Does CHC affect other benefits?
It depends on where care is provided. If someone receives CHC in a care home, they will lose Attendance Allowance (AA) or the care component of Disability Living Allowance / Personal Independence Payment after 28 days. However, if CHC is provided at home, these benefits usually continue. Other benefits such as State Pension are not affected by CHC. Always check with a benefits adviser before making assumptions.
What happens when someone on CHC dies?
CHC funding ends on the date of death. Any care fees already paid by the NHS up to that point remain covered. If there is an outstanding retrospective claim (a claim for a period when the person should have been receiving CHC but was not), the claim can still be pursued by the estate or family after death. The NHS cannot refuse to process a retrospective claim simply because the person has died.
Can the ICB withdraw CHC once it has been granted?
Yes, but only through a proper reassessment. The ICB must carry out a full DST review and demonstrate that the person's needs have genuinely changed. They cannot withdraw CHC simply to save money. If CHC is withdrawn and you disagree, you have the same right to challenge the decision through a local review and then an Independent Review Panel. During the dispute, the ICB should normally continue funding until the matter is resolved.
Retrospective claims
How to reclaim care fees your family should never have paid, including how far back you can claim and how much you could recover.

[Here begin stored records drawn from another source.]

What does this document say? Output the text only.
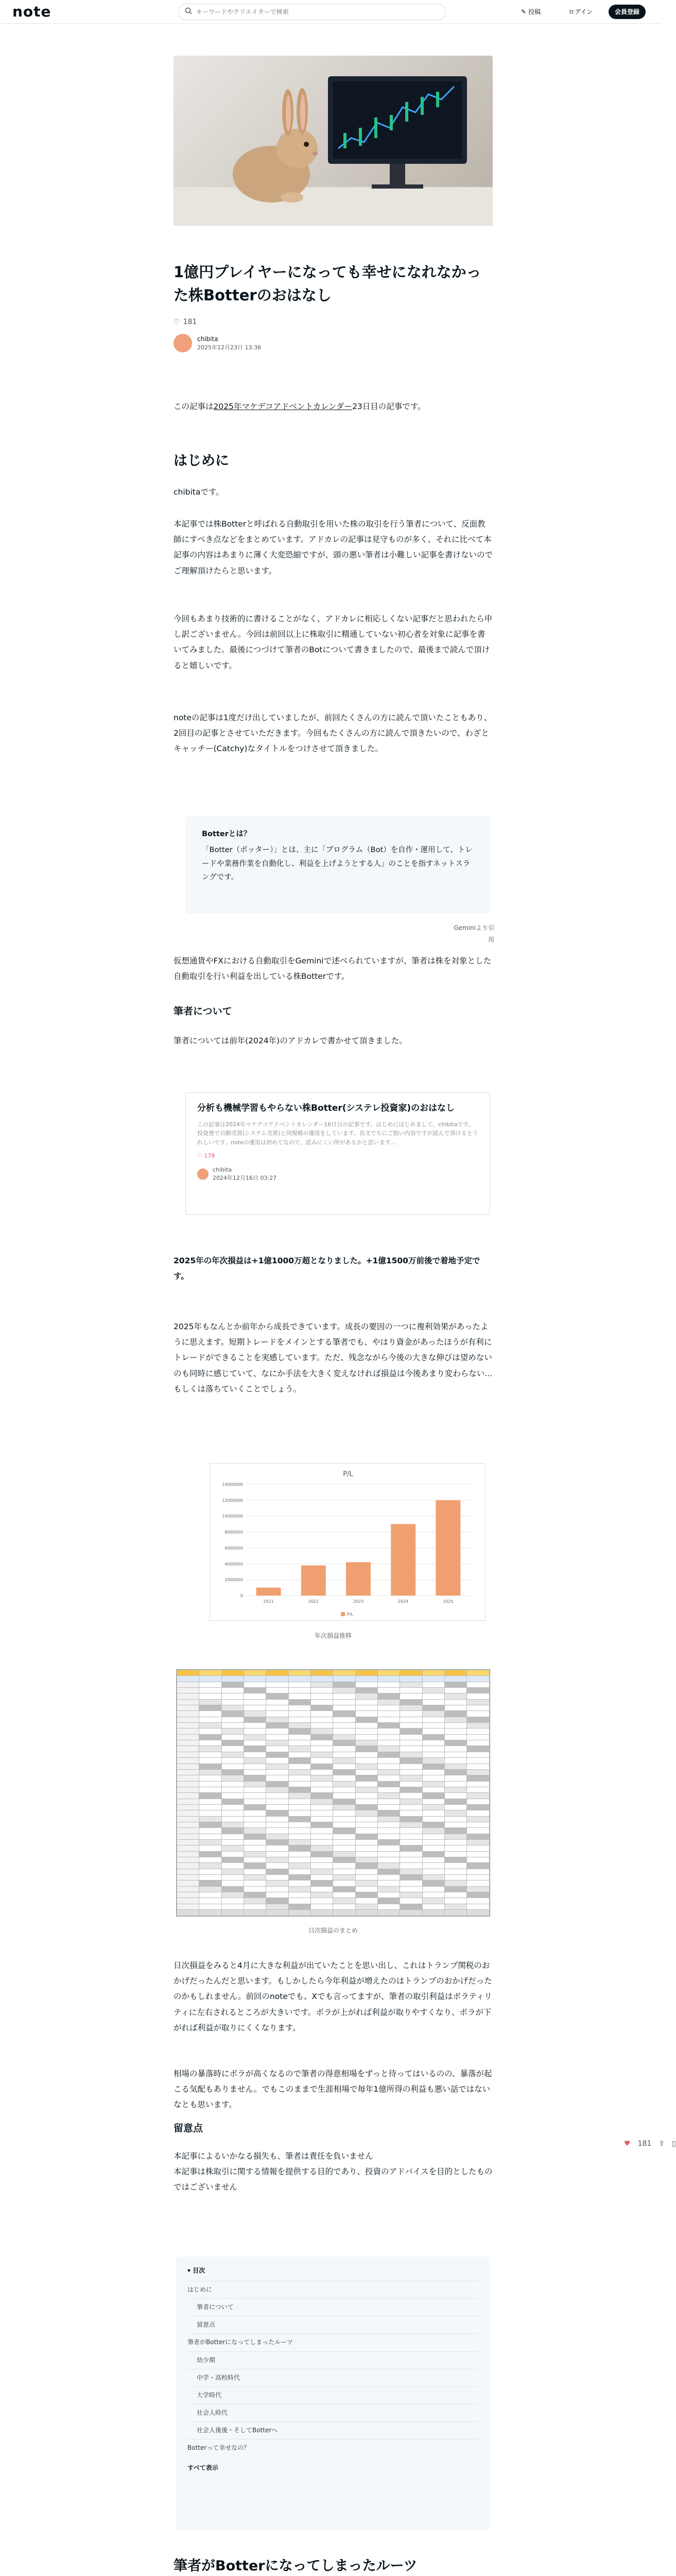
note
キーワードやクリエイターで検索	✎ 投稿	ログイン	会員登録
1億円プレイヤーになっても幸せになれなかった株Botterのおはなし
♡ 181
chibita
2025年12月23日 13:36

この記事は2025年マケデコアドベントカレンダー23日目の記事です。

はじめに

chibitaです。

本記事では株Botterと呼ばれる自動取引を用いた株の取引を行う筆者について、反面教師にすべき点などをまとめています。アドカレの記事は見守ものが多く、それに比べて本記事の内容はあまりに薄く大変恐縮ですが、頭の悪い筆者は小難しい記事を書けないのでご理解頂けたらと思います。

今回もあまり技術的に書けることがなく、アドカレに相応しくない記事だと思われたら申し訳ございません。今回は前回以上に株取引に精通していない初心者を対象に記事を書いてみました。最後につづけて筆者のBotについて書きましたので、最後まで読んで頂けると嬉しいです。

noteの記事は1度だけ出していましたが、前回たくさんの方に読んで頂いたこともあり、2回目の記事とさせていただきます。今回もたくさんの方に読んで頂きたいので、わざとキャッチー(Catchy)なタイトルをつけさせて頂きました。

Botterとは？
「Botter（ボッター）」とは、主に「プログラム（Bot）を自作・運用して、トレードや業務作業を自動化し、利益を上げようとする人」のことを指すネットスラングです。
Geminiより引用

仮想通貨やFXにおける自動取引をGeminiで述べられていますが、筆者は株を対象とした自動取引を行い利益を出している株Botterです。

筆者について

筆者については前年(2024年)のアドカレで書かせて頂きました。

分析も機械学習もやらない株Botter(システレ投資家)のおはなし
この記事は2024年マケデコアドベントカレンダー16日目の記事です。はじめにはじめまして、chibitaです。投資歴で自動売買(システム売買)と同規模の運用をしています。長文でちにご拙い内容ですが読んで頂けるとうれしいです。noteの運用は初めてなので、読みにくい所があるかと思います...
♡ 178
chibita
2024年12月16日 03:27

2025年の年次損益は+1億1000万超となりました。+1億1500万前後で着地予定です。

2025年もなんとか前年から成長できています。成長の要因の一つに複利効果があったように思えます。短期トレードをメインとする筆者でも、やはり資金があったほうが有利にトレードができることを実感しています。ただ、残念ながら今後の大きな伸びは望めないのも同時に感じていて、なにか手法を大きく変えなければ損益は今後あまり変わらない... もしくは落ちていくことでしょう。

P/L
0
2000000
4000000
6000000
8000000
10000000
12000000
14000000
2021	2022	2023	2024	2025
P/L
年次損益推移

日次損益のまとめ

日次損益をみると4月に大きな利益が出ていたことを思い出し、これはトランプ関税のおかげだったんだと思います。もしかしたら今年利益が増えたのはトランプのおかげだったのかもしれません。前回のnoteでも、Xでも言ってますが、筆者の取引利益はボラティリティに左右されるところが大きいです。ボラが上がれば利益が取りやすくなり、ボラが下がれば利益が取りにくくなります。

相場の暴落時にボラが高くなるので筆者の得意相場をずっと待ってはいるのの、暴落が起こる気配もありません。でもこのままで生涯相場で毎年1億所得の利益も悪い話ではないなとも思います。

♥ 181 ⇪ ▯
留意点

本記事によるいかなる損失も、筆者は責任を負いません
本記事は株取引に関する情報を提供する目的であり、投資のアドバイスを目的としたものではございません

▾ 目次
はじめに
筆者について
留意点
筆者がBotterになってしまったルーツ
幼少期
中学・高校時代
大学時代
社会人時代
社会人後後・そしてBotterへ
Botterって幸せなの？
すべて表示
筆者がBotterになってしまったルーツ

What is a retrospective CHC claim?
A retrospective claim is a request for the NHS to refund care fees for a period in the past when someone should have been assessed for CHC but was not, or was assessed incorrectly. If a retrospective review finds that the person met the eligibility criteria during that period, the NHS must reimburse all care costs that were paid privately or by the local authority.
How far back can a retrospective claim go?
In England, there is no fixed statutory time limit on retrospective CHC claims. NHS England has previously processed claims dating back to the early 2000s. However, the further back a claim goes, the harder it can be to gather evidence. In Wales, the framework and processes differ slightly. If you believe your loved one should have been assessed for CHC at any point in the past, it is worth submitting a claim regardless of how long ago the period was.
How much money can a retrospective claim recover?
The amount depends on how long the person should have been receiving CHC and how much was paid for their care during that period. Care home fees in England typically range from £800 to £1,500 per week, so a retrospective claim covering even a few years can be worth tens of thousands of pounds — sometimes over £100,000. The NHS must refund the full amount paid, including any top-up fees.